Neither the union nor the department got everything it sought in the decision.

Shortly after the coronavirus outbreak in March 2020, Lamont ordered most state employees who could perform their jobs from home to do so most of the time.

A temporary agreement between management and unions allowed many employees to work from home as much as 80% of the time.

In mid-May of 2021, Lamont sent most state employees an email warning many would be transitioning back to more in-person work that summer.

More negotiations produced a stipulated agreement on July 30 that called for a 60-day “reset period.” Essentially that meant during August and September, workers could follow the same rules that they had been prior to July — provided there was no significant change in their respective agencies’ services or responsibilities.

Once the “reset period” had ended, in early October, management and labor would re-evaluate and set new limits.

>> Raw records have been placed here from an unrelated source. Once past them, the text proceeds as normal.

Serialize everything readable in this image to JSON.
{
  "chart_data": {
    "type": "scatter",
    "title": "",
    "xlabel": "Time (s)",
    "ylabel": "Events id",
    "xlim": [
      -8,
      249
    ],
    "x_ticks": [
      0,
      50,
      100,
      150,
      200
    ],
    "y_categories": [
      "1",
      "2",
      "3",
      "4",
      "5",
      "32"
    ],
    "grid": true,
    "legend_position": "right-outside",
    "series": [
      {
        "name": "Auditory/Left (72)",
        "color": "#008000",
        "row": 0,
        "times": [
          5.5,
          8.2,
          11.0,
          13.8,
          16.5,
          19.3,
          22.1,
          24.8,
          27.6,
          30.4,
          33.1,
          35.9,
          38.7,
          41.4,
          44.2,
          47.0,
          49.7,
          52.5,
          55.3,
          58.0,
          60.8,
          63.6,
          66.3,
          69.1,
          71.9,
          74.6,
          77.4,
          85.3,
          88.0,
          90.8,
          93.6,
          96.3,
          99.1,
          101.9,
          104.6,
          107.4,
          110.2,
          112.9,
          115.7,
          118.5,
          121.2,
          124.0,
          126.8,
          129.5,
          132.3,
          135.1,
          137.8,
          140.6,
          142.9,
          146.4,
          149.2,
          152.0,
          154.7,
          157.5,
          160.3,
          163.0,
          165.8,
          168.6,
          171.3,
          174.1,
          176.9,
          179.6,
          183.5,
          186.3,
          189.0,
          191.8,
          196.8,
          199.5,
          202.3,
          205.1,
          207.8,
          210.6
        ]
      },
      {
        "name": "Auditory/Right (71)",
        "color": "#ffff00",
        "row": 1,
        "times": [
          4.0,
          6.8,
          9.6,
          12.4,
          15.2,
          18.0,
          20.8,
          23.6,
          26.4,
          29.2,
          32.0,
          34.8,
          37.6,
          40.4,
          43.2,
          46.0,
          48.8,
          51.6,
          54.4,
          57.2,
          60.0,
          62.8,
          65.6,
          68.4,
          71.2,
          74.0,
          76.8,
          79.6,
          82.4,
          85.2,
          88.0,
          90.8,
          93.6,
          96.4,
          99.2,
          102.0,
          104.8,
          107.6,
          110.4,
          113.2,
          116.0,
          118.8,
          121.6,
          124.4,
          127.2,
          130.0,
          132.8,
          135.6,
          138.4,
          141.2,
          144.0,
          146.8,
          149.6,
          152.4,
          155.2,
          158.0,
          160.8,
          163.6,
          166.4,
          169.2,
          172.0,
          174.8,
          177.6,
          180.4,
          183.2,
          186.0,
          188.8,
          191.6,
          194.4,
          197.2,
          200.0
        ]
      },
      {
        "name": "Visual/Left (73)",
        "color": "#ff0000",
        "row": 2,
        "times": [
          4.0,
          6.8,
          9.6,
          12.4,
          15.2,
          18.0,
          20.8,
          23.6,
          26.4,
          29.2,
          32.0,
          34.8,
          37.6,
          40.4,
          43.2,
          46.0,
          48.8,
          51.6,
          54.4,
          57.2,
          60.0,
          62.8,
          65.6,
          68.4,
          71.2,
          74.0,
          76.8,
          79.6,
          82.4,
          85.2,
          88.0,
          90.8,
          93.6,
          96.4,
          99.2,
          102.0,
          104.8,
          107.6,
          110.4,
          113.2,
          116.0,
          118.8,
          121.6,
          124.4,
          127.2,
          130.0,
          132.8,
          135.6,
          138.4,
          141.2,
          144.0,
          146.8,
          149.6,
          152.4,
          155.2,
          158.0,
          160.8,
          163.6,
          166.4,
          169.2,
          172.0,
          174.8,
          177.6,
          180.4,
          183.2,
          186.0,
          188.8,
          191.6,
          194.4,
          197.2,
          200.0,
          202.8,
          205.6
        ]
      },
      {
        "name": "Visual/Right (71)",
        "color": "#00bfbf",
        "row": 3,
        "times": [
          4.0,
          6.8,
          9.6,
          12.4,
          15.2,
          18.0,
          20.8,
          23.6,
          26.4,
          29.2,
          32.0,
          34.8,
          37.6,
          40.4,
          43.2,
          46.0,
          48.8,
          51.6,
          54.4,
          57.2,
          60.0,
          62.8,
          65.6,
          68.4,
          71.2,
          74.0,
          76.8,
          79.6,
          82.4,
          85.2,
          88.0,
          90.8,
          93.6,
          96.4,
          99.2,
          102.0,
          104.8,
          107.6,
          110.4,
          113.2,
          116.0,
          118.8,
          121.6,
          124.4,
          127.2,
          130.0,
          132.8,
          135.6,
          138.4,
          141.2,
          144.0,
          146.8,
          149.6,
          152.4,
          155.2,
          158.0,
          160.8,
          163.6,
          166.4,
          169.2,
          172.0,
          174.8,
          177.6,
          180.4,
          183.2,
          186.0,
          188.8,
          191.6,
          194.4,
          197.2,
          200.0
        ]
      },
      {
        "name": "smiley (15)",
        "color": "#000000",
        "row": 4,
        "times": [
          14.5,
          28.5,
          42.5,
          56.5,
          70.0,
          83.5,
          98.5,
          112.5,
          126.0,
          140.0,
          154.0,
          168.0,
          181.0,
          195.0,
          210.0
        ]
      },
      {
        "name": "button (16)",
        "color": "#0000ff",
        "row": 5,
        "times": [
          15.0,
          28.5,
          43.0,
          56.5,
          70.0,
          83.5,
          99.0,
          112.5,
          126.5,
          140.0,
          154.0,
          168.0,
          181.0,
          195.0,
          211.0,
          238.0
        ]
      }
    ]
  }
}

But many social workers said they were being pressed to work at least 50% of the time in the office, even though there had been no substantive change in their duties.

More than 600 AFSCME members signed a petition charging that the Social Services department was not adhering to the July 30 agreement and multiple unfair labor practice charges were filed.

Lamont’s relationship with all state employee unions has been somewhat tense throughout his nearly three years in office.

The governor has been very vocal in his plans to shrink the state’s workforce through attrition, arguing he can both save money and — by taking advantage of technological advances — make services more efficient.

Following a directive from the General Assembly, Lamont hired the Boston Consulting Group in September 2020 to craft a plan to take advantage of projected surge in state employee retirements in 2022 and 2023.

The firm issued a report in March estimating that state government, over several years, could reduce annual operating costs by as much as $900 million through various efficiency initiatives.

But union leaders say the plan is misguided and will harm public services while losing the state money in the long run.

They also argue that after a decade that saw significant erosion in the state’s workforce, many agencies are badly understaffed.

Between 2011 and 2018, as Connecticut struggled to recover from The Great Recession, then-Gov. Dannel P. Malloy and the legislature reduced the Executive Branch workforce by more than 10%.